O fornecimento de material biológico não conforme (e.g., culturas com identificação incorreta, microrganismos contaminados) por uma coleção pode acarretar sérios problemas, com conseqüências irreparáveis para seus clientes como as indústrias de alimentos, farmacêuticas, químicas, eletrônicas, entre outras. A produção desses setores depende do fornecimento de linhagens puras e autenticadas para assegurar as características de seus produtos (e.g., tipos de cerveja, vacinas de qualidade, biocidas eficazes, cosméticos microbiologicamente seguros). No caso de linhagens microbianas, a distribuição sem um controle que assegure sua autenticidade, pureza e propriedade específica pode induzir, como exemplo, a uma avaliação errônea da atividade de antimicrobianos e, por conseguinte, acarretar sérias conseqüências, tais como: cosméticos deteriorados ou mal conservados, tintas com proteção ineficiente contra fungos e bactérias, levando prejuízo para todos os setores envolvidos, inclusive o cliente final. Ainda, a utilização de organismos errados em investigações científicas pode gerar alto consumo de tempo, os custos podem ser altos e conduzir à publicação de resultados inválidos.
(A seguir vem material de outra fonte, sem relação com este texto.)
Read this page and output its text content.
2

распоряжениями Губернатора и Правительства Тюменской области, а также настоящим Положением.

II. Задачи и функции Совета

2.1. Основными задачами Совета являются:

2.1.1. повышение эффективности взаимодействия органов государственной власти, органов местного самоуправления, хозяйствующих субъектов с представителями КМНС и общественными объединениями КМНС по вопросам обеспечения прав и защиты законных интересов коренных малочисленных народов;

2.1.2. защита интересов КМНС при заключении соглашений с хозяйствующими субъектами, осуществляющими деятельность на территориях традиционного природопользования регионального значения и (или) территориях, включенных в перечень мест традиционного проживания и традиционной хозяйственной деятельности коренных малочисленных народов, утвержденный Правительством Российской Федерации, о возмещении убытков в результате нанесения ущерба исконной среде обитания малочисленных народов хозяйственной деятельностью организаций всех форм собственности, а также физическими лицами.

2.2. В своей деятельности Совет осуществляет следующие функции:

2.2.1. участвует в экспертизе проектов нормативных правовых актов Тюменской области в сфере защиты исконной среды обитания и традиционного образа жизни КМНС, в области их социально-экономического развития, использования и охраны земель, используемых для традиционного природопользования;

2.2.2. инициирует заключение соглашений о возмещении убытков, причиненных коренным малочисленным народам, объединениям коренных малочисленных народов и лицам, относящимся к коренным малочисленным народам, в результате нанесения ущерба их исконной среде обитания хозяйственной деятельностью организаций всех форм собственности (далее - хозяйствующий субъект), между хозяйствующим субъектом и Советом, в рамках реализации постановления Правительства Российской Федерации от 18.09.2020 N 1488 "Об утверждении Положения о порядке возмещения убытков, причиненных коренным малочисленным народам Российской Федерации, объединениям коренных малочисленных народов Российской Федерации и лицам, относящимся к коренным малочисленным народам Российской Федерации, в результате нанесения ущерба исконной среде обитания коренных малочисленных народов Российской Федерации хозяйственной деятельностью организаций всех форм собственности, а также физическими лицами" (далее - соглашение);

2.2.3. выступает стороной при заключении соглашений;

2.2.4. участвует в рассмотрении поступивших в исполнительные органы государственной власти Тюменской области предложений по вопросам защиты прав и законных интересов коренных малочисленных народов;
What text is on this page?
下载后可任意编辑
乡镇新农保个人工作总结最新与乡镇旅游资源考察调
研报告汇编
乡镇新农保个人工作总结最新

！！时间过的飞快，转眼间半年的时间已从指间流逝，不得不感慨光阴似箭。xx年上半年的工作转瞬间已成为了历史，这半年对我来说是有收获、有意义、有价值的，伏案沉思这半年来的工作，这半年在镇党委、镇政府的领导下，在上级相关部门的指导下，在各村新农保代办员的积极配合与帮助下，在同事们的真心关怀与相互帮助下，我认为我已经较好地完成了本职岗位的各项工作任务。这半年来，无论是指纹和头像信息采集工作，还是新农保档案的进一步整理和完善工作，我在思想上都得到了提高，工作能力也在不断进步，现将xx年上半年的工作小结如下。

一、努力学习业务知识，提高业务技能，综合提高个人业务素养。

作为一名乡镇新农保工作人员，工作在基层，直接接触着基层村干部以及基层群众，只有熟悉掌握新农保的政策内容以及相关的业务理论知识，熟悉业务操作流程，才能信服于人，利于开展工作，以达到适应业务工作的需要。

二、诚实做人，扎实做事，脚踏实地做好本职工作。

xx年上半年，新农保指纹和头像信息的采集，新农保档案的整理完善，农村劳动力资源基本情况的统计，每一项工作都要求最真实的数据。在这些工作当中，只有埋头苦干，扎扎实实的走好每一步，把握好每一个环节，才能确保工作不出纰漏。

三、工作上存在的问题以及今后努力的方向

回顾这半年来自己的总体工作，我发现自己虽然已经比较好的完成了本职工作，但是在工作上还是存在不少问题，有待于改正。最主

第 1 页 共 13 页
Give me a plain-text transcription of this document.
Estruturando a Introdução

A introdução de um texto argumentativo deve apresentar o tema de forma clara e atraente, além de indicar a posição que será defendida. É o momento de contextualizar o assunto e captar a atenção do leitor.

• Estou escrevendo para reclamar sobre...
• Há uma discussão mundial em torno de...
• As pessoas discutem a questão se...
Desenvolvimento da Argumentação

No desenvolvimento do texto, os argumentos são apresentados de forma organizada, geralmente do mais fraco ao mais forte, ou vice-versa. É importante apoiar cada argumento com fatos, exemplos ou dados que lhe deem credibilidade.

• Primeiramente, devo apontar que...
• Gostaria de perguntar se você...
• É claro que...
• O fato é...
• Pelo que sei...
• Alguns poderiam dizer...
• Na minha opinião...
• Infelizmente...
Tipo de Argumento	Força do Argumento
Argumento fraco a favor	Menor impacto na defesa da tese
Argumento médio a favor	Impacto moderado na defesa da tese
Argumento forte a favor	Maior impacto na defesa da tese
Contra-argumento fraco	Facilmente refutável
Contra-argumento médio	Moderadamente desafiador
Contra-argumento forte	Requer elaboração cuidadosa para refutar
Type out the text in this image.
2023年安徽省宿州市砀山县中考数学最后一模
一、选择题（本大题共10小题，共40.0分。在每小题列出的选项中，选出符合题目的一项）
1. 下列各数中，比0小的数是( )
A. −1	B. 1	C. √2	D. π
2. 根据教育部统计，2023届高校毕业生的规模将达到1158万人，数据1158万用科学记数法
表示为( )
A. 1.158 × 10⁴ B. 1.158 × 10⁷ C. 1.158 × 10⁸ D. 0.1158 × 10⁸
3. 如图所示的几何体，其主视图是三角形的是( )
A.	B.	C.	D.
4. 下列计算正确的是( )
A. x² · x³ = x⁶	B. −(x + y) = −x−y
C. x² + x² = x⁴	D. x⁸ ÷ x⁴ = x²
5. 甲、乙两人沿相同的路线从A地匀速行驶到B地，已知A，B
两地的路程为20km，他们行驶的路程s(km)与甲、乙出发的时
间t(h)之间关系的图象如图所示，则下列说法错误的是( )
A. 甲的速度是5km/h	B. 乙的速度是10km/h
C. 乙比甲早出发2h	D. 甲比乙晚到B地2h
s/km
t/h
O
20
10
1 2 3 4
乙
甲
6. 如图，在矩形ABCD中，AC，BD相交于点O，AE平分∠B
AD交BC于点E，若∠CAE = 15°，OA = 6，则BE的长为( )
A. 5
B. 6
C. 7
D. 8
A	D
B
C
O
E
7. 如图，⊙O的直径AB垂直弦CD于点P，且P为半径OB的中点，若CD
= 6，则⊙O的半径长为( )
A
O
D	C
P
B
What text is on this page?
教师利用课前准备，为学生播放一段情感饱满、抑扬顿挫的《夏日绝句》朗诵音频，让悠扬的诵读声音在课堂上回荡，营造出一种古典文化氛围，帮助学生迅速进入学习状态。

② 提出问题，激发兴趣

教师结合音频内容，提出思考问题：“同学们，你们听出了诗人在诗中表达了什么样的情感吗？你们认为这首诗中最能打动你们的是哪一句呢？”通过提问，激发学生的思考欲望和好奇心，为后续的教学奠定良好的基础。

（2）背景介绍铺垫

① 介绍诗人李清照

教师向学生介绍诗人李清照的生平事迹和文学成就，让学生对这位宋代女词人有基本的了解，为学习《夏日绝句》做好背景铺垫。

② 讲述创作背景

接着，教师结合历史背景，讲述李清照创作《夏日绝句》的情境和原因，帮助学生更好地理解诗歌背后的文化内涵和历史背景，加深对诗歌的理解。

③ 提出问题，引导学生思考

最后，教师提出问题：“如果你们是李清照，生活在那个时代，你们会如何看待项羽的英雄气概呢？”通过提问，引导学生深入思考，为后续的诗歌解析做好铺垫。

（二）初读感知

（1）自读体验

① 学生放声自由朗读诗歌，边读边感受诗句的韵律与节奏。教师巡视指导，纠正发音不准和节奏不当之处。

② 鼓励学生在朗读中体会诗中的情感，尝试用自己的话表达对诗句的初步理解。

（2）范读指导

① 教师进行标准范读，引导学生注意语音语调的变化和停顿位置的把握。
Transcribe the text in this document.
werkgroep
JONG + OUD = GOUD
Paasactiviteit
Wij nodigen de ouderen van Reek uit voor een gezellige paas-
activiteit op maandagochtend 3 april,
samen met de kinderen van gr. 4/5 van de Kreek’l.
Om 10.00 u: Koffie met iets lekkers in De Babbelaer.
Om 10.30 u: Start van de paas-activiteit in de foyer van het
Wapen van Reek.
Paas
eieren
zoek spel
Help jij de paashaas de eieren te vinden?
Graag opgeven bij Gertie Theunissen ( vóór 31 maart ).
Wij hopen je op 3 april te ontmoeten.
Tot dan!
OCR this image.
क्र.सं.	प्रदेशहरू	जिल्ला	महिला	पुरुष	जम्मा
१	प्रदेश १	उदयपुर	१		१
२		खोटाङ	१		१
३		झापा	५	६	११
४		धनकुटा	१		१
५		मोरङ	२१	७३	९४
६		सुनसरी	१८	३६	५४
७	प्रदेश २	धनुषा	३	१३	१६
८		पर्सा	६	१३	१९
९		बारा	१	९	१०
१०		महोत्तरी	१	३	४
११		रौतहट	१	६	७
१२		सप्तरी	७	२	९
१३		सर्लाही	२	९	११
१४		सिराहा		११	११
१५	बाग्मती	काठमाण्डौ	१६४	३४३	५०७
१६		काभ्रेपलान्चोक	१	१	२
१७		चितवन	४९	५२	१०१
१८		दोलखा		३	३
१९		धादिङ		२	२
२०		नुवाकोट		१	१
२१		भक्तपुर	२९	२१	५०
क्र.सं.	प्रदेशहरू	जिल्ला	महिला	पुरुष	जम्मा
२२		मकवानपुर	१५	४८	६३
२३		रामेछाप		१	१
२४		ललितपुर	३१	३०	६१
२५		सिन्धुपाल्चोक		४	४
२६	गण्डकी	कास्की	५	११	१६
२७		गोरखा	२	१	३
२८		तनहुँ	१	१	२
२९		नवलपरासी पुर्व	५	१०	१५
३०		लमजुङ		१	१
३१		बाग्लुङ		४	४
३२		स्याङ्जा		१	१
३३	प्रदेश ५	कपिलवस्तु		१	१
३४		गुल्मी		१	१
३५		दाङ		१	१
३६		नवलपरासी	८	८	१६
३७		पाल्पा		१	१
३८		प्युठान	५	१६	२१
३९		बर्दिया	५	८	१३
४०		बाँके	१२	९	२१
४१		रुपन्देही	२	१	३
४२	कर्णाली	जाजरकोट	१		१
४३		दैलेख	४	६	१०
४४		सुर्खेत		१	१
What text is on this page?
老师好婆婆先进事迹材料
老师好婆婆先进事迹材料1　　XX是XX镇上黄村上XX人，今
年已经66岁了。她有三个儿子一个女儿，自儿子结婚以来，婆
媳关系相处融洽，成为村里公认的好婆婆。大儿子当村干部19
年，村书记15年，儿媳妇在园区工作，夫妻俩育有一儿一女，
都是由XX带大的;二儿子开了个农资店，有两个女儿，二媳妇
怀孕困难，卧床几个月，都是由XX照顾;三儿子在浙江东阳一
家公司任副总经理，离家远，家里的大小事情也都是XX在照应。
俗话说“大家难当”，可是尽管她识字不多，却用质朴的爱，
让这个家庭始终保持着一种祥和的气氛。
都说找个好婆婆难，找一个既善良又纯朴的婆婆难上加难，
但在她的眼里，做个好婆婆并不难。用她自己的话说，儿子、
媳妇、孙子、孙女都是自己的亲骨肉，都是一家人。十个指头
Portanto, é de inteira responsabilidade de uma coleção de serviço a garantia da qualidade de seu acervo, e para isto as coleções microbiológicas devem operar com base em padrões apropriados para que o material biológico microbiano possa ser certificado, garantindo ao cliente (consumidor) padrão de qualidade, manutenção do potencial biotecnológico (estabilidade genética) e autenticidade.